The core of the problem lies in a formulaic approach to marketing that treats Gen Z as a monolith to be solved with an equation of 'Crossover + Social Media Hype + Limited Edition.' Brands are hiring young idols and launching pop-up shops, yet failing to innovate their core products. For the sophisticated young consumer, these efforts often feel desperate or insincere. They are happy to take a photo for social media, but they are increasingly unwilling to open their wallets for what they perceive as a 'middle-class tax.'
Interestingly, organic success is still possible, but it looks very different from the top-down corporate campaigns. Fen Jiu, another traditional spirit brand, found success not through an expensive celebrity endorsement, but through young consumers themselves. Gen Z users on platforms like Xiaohongshu popularized 'DIY Osmanthus Fen Jiu,' leading to a surge in sales at retail outlets like Hema. This bottom-up discovery suggests that authenticity and peer recommendations now carry far more weight than traditional advertising.
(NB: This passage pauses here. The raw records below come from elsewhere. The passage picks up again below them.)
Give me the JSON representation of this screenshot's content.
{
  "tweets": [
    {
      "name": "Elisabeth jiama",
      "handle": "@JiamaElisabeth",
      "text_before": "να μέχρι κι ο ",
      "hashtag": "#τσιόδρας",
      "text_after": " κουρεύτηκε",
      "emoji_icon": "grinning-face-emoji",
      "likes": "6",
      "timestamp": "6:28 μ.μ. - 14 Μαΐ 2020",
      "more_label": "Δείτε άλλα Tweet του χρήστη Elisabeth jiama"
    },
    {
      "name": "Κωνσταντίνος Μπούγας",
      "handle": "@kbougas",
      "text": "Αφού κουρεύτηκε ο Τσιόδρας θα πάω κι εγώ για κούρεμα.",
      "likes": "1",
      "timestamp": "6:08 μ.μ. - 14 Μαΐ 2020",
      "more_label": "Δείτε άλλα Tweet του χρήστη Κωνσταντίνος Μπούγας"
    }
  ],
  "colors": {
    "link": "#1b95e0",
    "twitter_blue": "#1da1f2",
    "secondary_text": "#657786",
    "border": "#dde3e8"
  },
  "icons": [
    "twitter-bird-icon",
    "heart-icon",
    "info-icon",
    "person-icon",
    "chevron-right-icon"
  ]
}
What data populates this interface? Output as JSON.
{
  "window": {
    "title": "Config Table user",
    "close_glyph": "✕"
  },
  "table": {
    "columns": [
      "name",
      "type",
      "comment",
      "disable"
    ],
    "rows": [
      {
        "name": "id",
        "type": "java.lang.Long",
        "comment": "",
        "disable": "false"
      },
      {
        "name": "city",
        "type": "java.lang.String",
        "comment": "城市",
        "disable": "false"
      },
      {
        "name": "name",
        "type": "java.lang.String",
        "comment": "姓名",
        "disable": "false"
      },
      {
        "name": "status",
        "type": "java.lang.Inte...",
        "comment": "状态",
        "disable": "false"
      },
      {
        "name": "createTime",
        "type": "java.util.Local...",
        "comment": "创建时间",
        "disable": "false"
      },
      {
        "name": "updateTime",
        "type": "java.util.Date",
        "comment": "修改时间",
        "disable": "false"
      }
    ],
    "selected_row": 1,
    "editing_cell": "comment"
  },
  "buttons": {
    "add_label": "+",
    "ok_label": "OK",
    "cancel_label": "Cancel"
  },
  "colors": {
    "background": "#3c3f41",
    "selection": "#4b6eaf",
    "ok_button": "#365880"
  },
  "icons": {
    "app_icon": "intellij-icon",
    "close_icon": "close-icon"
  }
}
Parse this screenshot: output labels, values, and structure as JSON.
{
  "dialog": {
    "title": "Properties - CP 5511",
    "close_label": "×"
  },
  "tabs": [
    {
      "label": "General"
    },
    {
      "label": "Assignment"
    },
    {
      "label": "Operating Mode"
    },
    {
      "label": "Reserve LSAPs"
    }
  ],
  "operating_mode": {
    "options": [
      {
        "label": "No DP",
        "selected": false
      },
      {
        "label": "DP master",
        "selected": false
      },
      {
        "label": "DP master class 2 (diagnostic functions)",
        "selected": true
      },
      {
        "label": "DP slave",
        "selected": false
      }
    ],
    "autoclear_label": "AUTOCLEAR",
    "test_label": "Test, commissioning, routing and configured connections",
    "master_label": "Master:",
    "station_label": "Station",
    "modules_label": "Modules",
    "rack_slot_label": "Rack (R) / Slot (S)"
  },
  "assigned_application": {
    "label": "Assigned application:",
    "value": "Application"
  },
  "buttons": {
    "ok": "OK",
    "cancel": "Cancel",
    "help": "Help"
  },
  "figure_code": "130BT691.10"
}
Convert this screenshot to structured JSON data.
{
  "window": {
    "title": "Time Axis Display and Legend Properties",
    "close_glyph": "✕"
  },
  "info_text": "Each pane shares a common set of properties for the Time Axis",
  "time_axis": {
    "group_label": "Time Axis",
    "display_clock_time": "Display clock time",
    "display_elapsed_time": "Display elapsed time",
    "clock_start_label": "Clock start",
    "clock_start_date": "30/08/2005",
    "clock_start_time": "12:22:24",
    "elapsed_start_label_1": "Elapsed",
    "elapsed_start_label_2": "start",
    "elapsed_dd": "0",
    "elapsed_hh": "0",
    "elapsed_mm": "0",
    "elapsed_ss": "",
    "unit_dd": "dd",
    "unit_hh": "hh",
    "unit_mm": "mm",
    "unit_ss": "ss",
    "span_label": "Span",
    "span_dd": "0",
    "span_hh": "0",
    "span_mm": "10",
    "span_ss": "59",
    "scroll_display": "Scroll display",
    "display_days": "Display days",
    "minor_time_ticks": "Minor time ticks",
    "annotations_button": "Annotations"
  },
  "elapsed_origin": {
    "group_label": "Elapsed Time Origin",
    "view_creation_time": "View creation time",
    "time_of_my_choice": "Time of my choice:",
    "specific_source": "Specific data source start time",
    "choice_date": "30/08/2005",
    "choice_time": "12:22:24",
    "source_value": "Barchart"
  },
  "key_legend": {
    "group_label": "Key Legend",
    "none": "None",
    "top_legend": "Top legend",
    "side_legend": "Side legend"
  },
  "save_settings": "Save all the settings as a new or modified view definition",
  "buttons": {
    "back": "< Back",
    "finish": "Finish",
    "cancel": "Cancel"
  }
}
As the economic landscape shifts, the cost of this 'marketing arrogance' is rising. Research shows that young consumers now prioritize peer recommendations and AI-driven suggestions over brand ads, which now rank last in influence. By chasing the 'noise' of social media, legacy brands are missing the window to build genuine mental connections with the next generation. For many, the more they try to prove they are young, the older they appear.